Mulai dari bangun pagi hingga mau tidur malam hari, itu adalah bahan tulisan yang bisa dituangkan di dalam buku harian.
Beberapa hal yang paling mudah ditulis adalah
1. Pengalaman yang paling menarik, misalnya paling lucu yang pernah kita alami.
2. Pengalaman yang menyentuh hati yang paling dalam. Misalnya kehilangan orang yang paling kita sayangi. Tanpa rumus atau aturan pasti bisa kita menulis kisah sedih bisa- bisa beberapa halaman.
3. Pengalaman yang paling mengesalkan.
Kita marah pada seseorang tapi tidak bisa menyampaikan ke orangnya langsung sehingga tanpa sadar kita menulis di buku harian atau buku tulis halaman paling belakang. Tanpa sadar tulisan itu bisa juga beberapa halaman.
4. Kisah yang sangat menyeramkan.
Pernahkah Anda mimpi seram, dikejar- kejar setan, atau dalam mimpi dikejar-kejar ular, atau juga dikejar-kejar penculik, sehingga keringat dingin melanda. Tanpa sadar kita teriak sekencangnya tapi suara kita tidak bisa keluar.

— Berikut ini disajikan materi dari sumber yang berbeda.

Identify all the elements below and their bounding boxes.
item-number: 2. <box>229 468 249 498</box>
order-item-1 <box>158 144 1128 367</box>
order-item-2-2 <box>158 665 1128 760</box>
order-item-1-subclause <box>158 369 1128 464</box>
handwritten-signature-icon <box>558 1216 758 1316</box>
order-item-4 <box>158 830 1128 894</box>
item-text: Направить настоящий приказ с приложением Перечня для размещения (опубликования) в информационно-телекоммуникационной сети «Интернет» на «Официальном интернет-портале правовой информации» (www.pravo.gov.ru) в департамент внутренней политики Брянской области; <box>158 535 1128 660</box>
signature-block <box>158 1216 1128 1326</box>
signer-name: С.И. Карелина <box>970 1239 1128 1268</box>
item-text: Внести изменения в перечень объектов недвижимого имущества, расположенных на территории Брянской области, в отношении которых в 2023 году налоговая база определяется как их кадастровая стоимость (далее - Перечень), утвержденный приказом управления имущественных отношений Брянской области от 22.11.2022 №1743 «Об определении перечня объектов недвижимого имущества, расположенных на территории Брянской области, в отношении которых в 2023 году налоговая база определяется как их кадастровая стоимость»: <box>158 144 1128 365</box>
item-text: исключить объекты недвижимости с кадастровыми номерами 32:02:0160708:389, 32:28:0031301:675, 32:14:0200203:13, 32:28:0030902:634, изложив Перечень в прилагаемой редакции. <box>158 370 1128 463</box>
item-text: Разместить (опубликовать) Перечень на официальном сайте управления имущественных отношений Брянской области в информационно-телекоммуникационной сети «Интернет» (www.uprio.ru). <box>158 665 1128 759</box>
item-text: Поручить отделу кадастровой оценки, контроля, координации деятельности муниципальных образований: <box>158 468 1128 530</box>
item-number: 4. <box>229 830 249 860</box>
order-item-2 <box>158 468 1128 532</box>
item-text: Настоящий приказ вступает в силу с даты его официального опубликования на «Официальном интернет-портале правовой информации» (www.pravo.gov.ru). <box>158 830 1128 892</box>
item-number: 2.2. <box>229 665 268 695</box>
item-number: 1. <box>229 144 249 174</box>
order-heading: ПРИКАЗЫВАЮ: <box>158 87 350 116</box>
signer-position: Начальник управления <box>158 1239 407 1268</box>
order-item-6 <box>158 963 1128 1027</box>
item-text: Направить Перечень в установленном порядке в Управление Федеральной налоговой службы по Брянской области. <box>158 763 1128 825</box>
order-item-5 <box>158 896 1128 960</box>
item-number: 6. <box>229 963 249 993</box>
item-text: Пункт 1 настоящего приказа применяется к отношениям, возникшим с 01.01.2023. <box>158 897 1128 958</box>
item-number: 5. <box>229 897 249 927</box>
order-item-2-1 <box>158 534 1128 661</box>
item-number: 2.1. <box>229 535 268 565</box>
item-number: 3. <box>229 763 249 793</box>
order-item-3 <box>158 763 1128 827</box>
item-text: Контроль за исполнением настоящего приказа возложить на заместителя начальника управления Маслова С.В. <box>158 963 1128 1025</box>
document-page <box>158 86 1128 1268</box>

Nah ini bisa juga dituangkan di dalam buku diary kita.
5. Perpisahan dengan teman- teman
Semua orang pasti memiliki namanya teman. Teman paling akrab di antara teman yang lain. Paling dipercaya sehingga rahasia yang kita miliki juga dia mengetahuinya. Tapi suatu ketika teman itu bisa juga membuat kita kecewa sehingga perasaan terluka. Nah ketika kita mengalami perasaan tersakiti bisa saja tanpa sadar kita tulis di buku harian. Dari awal pertemanan sampai keretakan pertemanan. Cerita ini bisa juga beberapa halaman.
Sebenarnya banyak cara menulis, tapi tetap saja kita punya alasan tidak bisa menulis.
Pengalaman saya ketika itu, menghadapi seorang siswa tidak bisa menulis. Seluruh teman sekelasnya sudah selesai bahkan sudah dinilai. Tinggal dia. Selama empat jam mata pelajaran bahasa Indonesia. Sama sekali tidak ada coretan di buku tugasnya. Kemudian saya panggil, dan menanyakan apa kendalanya tidak bisa menulis.
Dia hanya geleng-geleng kepala dan mulutnya berkata," saya tidak bisa menulis Bu.
"Kamu tidak bisa menulis?" Suaraku sudah mulai meninggi.
Saat itu materi menulis cerpen pengalaman diri sendiri.
"Kamu punya Bapak dan Ibu?"
"Punya Bu."
"Masih hidup?"
"Masih Bu," dia masih menunduk tidak berani menatap mataku yang mulai melotot siap sudah untuk menelan korban.
"Coba ceritakan apa pekerjaan Bapak," aku menanyakan perihal keluarganya.